於鵬說道:“我看過溫小姐的MV,身材不錯,我想一下,要怎麼樣才能和你上-床,這麼說吧,你一夜開價多少?”
溫暖臉色微變,臉上青白交錯,有憤怒,也有難堪,什麼時候開始,約炮也如此明目張胆了?
“於先生,你說什麼?我聽不懂。”溫暖說道。
“別假裝清高了,你知道我說什麼,剛剛你和林寧一起來,大家都在說你靠爬上林寧的床才得到這部戲,多被一個人上有又什麼關係?我專門投資一部電影請你當女主角,專門捧紅你。”於鵬得意說道,大有一種恩賜的意思,態度倨傲,且帶著幾分不屑。
溫暖冷冷一笑,這年頭的男人果然越來越賤,分明覺得女藝人像一個jì-女,隨隨便便都可以被人玩弄,心中分明瞧不起女藝人,卻又過來約炮,一定要和女藝人上一次床似乎才證明什麼,又或許是滿足了他們可悲的優越感和自尊心。
有一個漂亮的女人帶在身邊,出來還可以炫耀兩聲,這種賤人心態在這位於鵬身上表露無遺。
溫暖看著他的嘴臉就覺得噁心。
“抱歉,你挑人,我也挑人,你這種的,我看不上。”溫暖淡淡說道,目光瞥向一邊,想要走,卻被於鵬攔住。
他不陰不陽地笑了幾聲,“一個戲子,架子倒是挺高的,你有什麼資格挑人,說吧,想要多少?”
溫暖微怒,“這位先生,你約炮沒踢過鐵板是不是?那就當做是第一次踢鐵板,凡事總有第一次,大庭廣眾下,你也是有身份有地位的人,丟了里子,別丟了面子。”
於鵬大怒,溫暖走開,他冷冷地眯起眼睛,不要臉的臭biao子,敬酒不吃吃罰酒。
溫暖落單了片刻,周承歌過來了,笑問道:“是不是很無聊?”
“有一點。”
他一笑,說道:“走吧,我多帶你認識一些人。”
他是一個比較好的前輩,也不介意提攜新人,《美人傾城》這部戲本來就是為了捧女主的,周承歌一點也不介意,溫暖隨著他走了一圈,認識了不少藝人,導演和投資人,同是一個圈子裡的人,彼此總是聽說過一點的,溫暖態度謙恭,很討人喜歡。
“承歌,好久不見了,越來越帥了。”韓碧挽著葉非墨過來和周承歌打招呼。
“是啊,好久不見了。”周承歌溫和道,他和韓碧認識不深,只是在一部戲中一起出演過,對手戲也不多,泛泛之交,韓碧會和他打招呼,周承歌比較意外。
“你主演的電影就要上映了,我很看好,這一次一定能更上一層樓。”韓碧笑道。
溫暖心中嘀咕,睜眼說瞎話,她分明是一點都不看好這部片子,還對林寧冷嘲熱諷的,現在又說看好,見人說人話,見鬼說鬼話。

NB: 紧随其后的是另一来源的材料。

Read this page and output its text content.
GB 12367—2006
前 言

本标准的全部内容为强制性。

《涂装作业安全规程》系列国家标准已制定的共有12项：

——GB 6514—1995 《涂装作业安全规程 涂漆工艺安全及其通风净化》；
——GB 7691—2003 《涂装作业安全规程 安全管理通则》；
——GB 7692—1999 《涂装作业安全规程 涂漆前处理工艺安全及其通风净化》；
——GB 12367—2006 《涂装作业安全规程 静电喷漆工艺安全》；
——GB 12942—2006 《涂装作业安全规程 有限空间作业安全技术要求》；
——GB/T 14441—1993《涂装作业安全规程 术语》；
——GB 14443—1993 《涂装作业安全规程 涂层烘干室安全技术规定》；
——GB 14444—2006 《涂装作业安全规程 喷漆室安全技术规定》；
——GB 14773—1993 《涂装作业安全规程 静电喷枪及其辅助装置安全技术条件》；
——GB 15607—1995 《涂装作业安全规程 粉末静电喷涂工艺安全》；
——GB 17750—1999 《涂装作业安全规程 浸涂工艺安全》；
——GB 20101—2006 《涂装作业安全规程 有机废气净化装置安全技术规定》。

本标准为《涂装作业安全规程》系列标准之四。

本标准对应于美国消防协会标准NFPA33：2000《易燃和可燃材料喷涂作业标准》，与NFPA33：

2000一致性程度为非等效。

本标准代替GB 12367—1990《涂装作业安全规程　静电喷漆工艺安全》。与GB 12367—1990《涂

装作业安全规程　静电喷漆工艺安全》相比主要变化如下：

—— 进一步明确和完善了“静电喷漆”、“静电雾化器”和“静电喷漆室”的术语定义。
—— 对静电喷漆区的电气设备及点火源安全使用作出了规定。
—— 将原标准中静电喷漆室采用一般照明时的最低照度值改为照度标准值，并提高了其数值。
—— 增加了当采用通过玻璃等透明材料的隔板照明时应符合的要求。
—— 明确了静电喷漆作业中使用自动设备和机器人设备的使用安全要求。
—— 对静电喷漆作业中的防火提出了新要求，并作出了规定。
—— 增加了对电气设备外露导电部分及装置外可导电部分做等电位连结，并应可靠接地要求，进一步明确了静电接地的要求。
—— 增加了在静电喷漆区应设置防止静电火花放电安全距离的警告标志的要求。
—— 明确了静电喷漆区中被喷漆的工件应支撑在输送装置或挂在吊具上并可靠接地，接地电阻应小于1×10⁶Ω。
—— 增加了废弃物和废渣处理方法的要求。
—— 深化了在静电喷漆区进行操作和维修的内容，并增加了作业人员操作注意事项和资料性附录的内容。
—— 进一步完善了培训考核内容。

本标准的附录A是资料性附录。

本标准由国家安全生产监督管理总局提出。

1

葉非墨在一旁面無表情,仿佛他只是韓碧的一件裝飾物,目光全落在溫暖身上。
溫暖沒有看他,仿佛看不見這個人,無視葉非墨的存在。
“溫小姐,又見面了,上次的傷好了嗎?”
“謝謝關心,早好了。”溫暖不冷不熱地說道。
韓碧意味深長一笑,有點炫耀地挽著葉非墨,親昵地說道:“非墨,你怎麼沒和溫小姐打聲招呼?”
葉非墨看都沒看她,表情冷漠。
溫暖淡淡一笑,“葉總怎麼記得我這種小人物,我們就不打擾你們了,失陪。”
她說著,轉身便走,周承歌友善一笑,也跟著一起走。
“溫暖,你和葉總認識嗎?”
“不認識。”溫暖的聲音有點冷意,葉非墨眸光一沉,拳頭倏地握緊,不認識?好一個不認識,說得如此決絕,如此肯定,不容置喙。
她說不認識他。
葉非墨的臉如陳年棺材板,已難看至極。
韓碧輕聲道:“非墨,你好不容易肯陪我來參加一次電影節,開心一點,別繃著臉好不好?”
她的口氣,多了一份撒嬌的味道。
葉非墨目光看著溫暖的背影,冷冷道:“你以為我願意和你來?”
他想溫暖了。
可又不想讓溫暖知道,他想她了,他很想見她,可又找不到理由來見她,正巧韓碧約他來電影節,林寧說要帶周承歌和溫暖參加電影節。
他這才答應韓碧來,如果不是如此,他怕自己都沒藉口。
她還在生氣麼?
這一次似乎氣得不輕,看見他直接都當空氣了,葉非墨心中冷冷一哼。
韓碧神色一暗,看著溫暖的方向說道:“她身邊總不缺護花使者,非墨,你又何必掛心她呢?”
“不掛心她,難道掛心你?”
韓碧一窒。
溫暖和周承歌接受當地記者採訪,所聊的話題都和這一次的電影有關在,兩人都很盡責的在給電影做宣傳,冷艷美人導演在場中和老朋友玩得不亦樂乎,直接不管他們了。
好不容易熬到電影節結束,林寧和周承歌等幾人離開,幾人住在萬豪酒店。
周承歌問溫暖餓不餓,帶她樓上的咖啡廳喝咖啡,林寧正巧也要喝咖啡,吃點點心,幾人就一起去咖啡廳,又把劇組不少人叫來,熱熱鬧鬧吃宵夜。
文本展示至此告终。